Nie wiem jak u Was, ale w mojej rodzinie nie ma Wigilii bez pierogów. W tym roku oprócz tradycyjnych pierogów z kapustą i grzybami, postawiłam na nowe smaki i zrobiłam świąteczne pierożki z wędzonym łososiem, serkiem ricotta, prażonymi migdałami i czarnym sezamem, obficie doprawione tymiankiem. Nieskromnie mówiąc pierogi wyszły rewelacyjne. Jeszcze zdążycie zrobić je na wigilijną kolację :)
- 300 g wędzonego łososia
- 250 g serka ricotta
- 4 łyżki prażonych migdałów w płatkach + 2-3 łyżki do posypania pierogów
- 3 łyżki czarnego sezamu + 1 łyżka do posypania pierogów
- suszony tymianek
- sól
- pieprz
- świeży tymianek
- 400 g mąki
- 300 g maślanki
Wędzonego łososia kroimy na małe kawałki i mieszamy go z serkiem ricotta, 4 łyżkami prażonych migdałów i 3 łyżkami czarnego sezamu.

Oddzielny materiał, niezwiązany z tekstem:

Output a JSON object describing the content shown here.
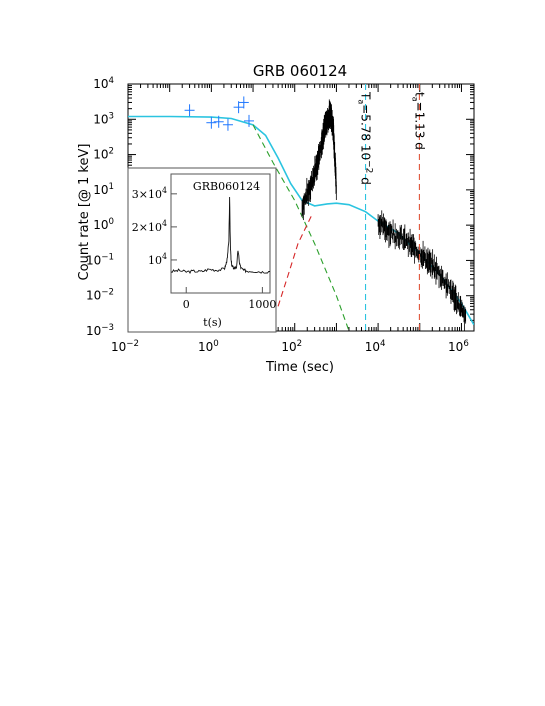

Całość doprawiamy solą, pieprzem i suszonym tymiankiem. Tymianku nie należy żałować :) Z maślanki i mąki wyrabiamy gładkie ciasto i rozwałkowujemy je na grubość około 2-3 mm. Z ciasta za pomocą szklanki wykrawamy kółka. Na środek każdego kółka nakładamy trochę farszu i sklejamy pierogi. Pierogi wrzucamy do gotującej się posolonej wody i od momentu wypłynięcia na powierzchnię gotujemy jeszcze przez około 2-3 minuty. Ugotowane pierogi przed podaniem posypujemy prażonymi płatkami migdałów, czarnym sezamem i drobno posiekanym świeżym tymiankiem.